What can fiction accomplish in real life? I look at the numbers above and wonder about their significance. I had a great night writing, even chatted briefly on IM with another buddy who was also doing some research. Oh, yes, I'm a research junkie. You give me an obscure question and I'll rip up Google trying to find the answers, or come close. Tonight, though, as I enjoy the creative process, my heart is a bit heavy.
This afternoon about 4:30, a police car pulled up behind one of our cars out front (not ours really, it belongs to a friend and he's leaving it with us for now, but that's not part of this story). Then a maroon SUV pulled up just past our mailbox. A young black woman left the SUV and approached our neighbor's house. She clutched a few papers and wore a phone headset. A police officer followed her.
My husband heard the scream. I didn't. But he said it was one of those things he'll never forget.
"No, that's my baby!" The teen mother let out a shriek.
I saw the Child Protective Services worker carry the child, maybe 18 months old, to the maroon SUV. The baby was blonde, cute as a proverbial button, and wore a pink outfit. The CPS worker strapped her into a car seat. Then she and the officer conversed for a moment. I found my glass of tea, and then found my discreet spot at my bathroom window*.
Now Patty was outside talking to the CPS worker. Patty lives next door. It's a rather complicated family. The baby belongs to Patty's boyfriend's teenage daughter. She visits next door sometimes, but I'm not totally sure of the living arrangements. Theirs is a case of "yours and mine," a forty-something couple living together with a gaggle of kids, ranging from ages seven or eight to fifteen or sixteen. I can't keep them all sorted out, but I think at least seven kids live next door. At one point, Patty had kicked out her boyfriend and his posse of offspring. Now, two weeks later, they're back together.
How can my fiction help them? How could a story help them? This is something I'm trying to figure out. I want to reach out somehow but they are a very proud family--their utilities have sometimes been shut off.
Quite frankly, I'm tired. My husband and I know a couple who's needed much counseling and prayer in the past year, and I feel like I've been drained of what I have to give. The thought of pouring out to someone else makes me want to go into a corner and curl up.
Somehow writing with an audience "out there" in mind is easier (I know, I was talking about kicking cabinets the other day). But someone next door needs help, too.
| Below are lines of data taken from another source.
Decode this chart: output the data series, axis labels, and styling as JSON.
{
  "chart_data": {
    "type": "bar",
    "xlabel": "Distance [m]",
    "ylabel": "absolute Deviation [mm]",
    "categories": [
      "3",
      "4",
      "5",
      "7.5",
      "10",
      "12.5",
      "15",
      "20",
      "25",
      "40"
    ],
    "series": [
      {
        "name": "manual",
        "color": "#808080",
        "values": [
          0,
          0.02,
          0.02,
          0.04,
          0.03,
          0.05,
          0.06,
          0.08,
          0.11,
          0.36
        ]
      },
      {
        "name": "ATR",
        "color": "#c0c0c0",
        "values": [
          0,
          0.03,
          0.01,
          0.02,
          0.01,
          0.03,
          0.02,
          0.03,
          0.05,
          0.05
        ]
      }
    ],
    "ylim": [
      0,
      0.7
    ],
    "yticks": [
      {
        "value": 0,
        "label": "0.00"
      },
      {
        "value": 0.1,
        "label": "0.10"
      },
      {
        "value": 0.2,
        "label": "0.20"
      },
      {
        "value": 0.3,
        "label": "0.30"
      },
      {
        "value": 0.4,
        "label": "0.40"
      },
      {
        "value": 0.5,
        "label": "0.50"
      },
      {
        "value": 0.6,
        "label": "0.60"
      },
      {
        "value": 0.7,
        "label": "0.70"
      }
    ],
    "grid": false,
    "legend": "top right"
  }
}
Lately at church we've been talking about basic things. Prayer. Bible study. Fellowship. Service. I could simply tell Patty and Company, "Y'all need Jesus, " something which many who don't believe as I do might interpret as, "You need to go to church." But it's much more than that. I wouldn't dream of someone trying to seek answers from a group, or a "club." I can only tell her what Jesus has done for me and it's up to her what she does from there. Witnessing outright has never come easily for me, I'm sad to admit.
I can tell, too, that I need a recharge after the exhausting couple. No wonder Jesus was always going off to pray. People and their problems can suck the energy out of someone. I can't change people. I can't solve their problems for them. I can't "make" them believe. I can only learn to set boundaries and point them in the right direction (and keep writing).
*After writing this, I realize how voyeuristic I sound. But I'm a people watcher. I can't help it. Really. As much as they drive me nuts and I'd love to be a hermit sometimes, I do care about people.